Here, $f^k(o)$ represents the $k^{th}$ derivative of y = f(x) at x = 0,
[I represents an Identity matrix and |D| represents the determinant value of any matrix 'D']
Evaluate M.
This question is from highschool test and during the test, I started with taking the case n = 2 and create the matrix which in my case was $[a_{ij}]_{(3 \,x \, 3)}$,
$$A = \left[\begin{array}{rrr} 2 & 0.5 & 0 \\ 1.5 & 3 & 0.5 \\ 2 & 1.5 & 4 \end{array}\right] $$
which makes 'I' naturally a $3\,x\,3$ matrix,
$$f(x) = \left[\begin{array}{rrr} x-2 & -0.5 & 0 \\ -1.5 & x-3 & 0.5 \\ -2 & -1.5 & x-4 \end{array}\right] $$ Then, on taking n = 2 in L, we get L = $\frac{f^2(0)}{2!}$, before which we need f'(x) so to get that obviously we expand the matrix f(x) giving us;
| f(x) | = $x^3-9x^2-26x-23 $ after which, L = -9 and similarly M.

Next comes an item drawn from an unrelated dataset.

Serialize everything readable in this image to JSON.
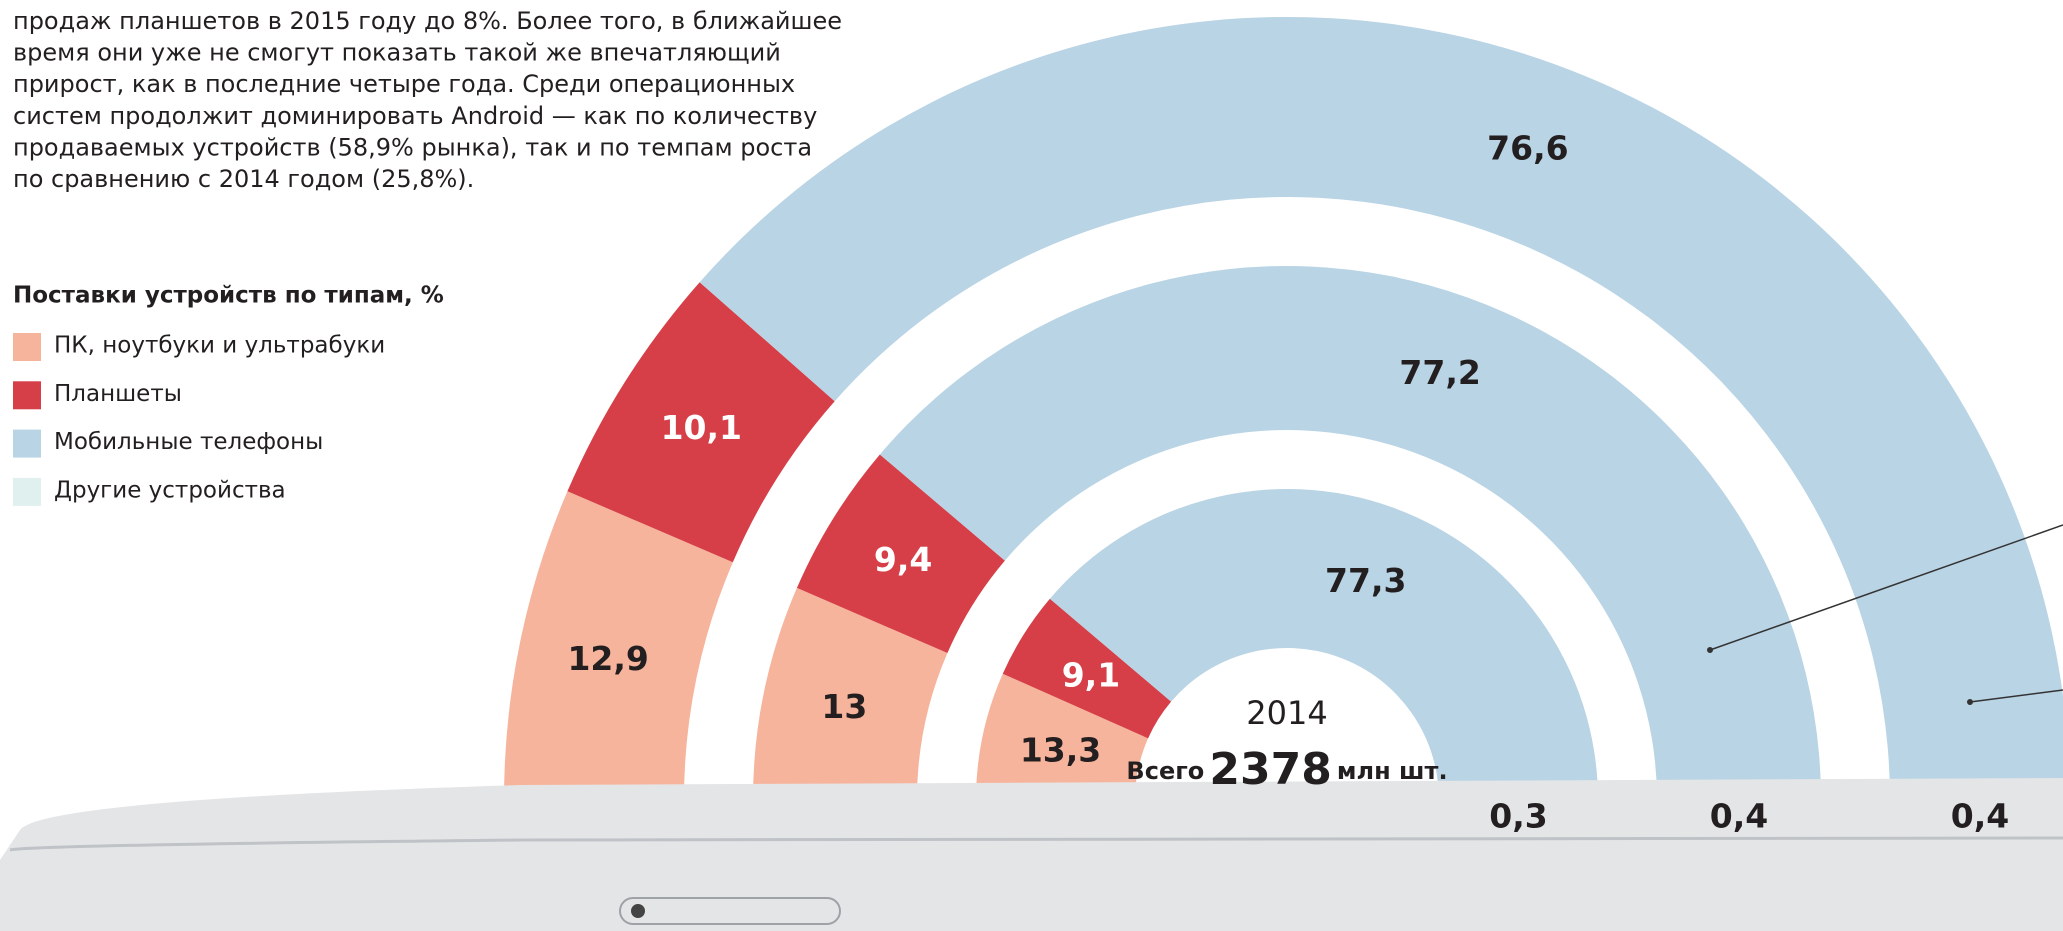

NOTE-I am interested to learn a method which doesn't involve characteristic equation. The question however has two elegant answers below using characteristic equation.
It may be worth reading more about the characteristic polynomial (its expressions and interesting math around it) to get a sense of direction since that is what your f(x) is coincidentally describing.
As for giving you a starting point, this may be helpful: using Jacobi's formula, you can evaluate $$ \begin{align} f^1(x)&=det|xI-A|\cdot tr\left((xI-A)^{-1} \frac{d (xI-A)}{dx}\right) \\ &= f(x)\cdot tr\left((xI-A)^{-1} I\right) \\ &= f(x)\cdot tr\left(\frac{1}{det|xI-A|}adj(xI-A) \right) \\ &= f(x)\cdot tr\left(\frac{1}{f(x)}adj(xI-A) \right) \\ &= tr\left(adj(xI-A) \right) \\ \end{align} $$ and you could continue from there.
PS: What high school test is this a part of (just curious)?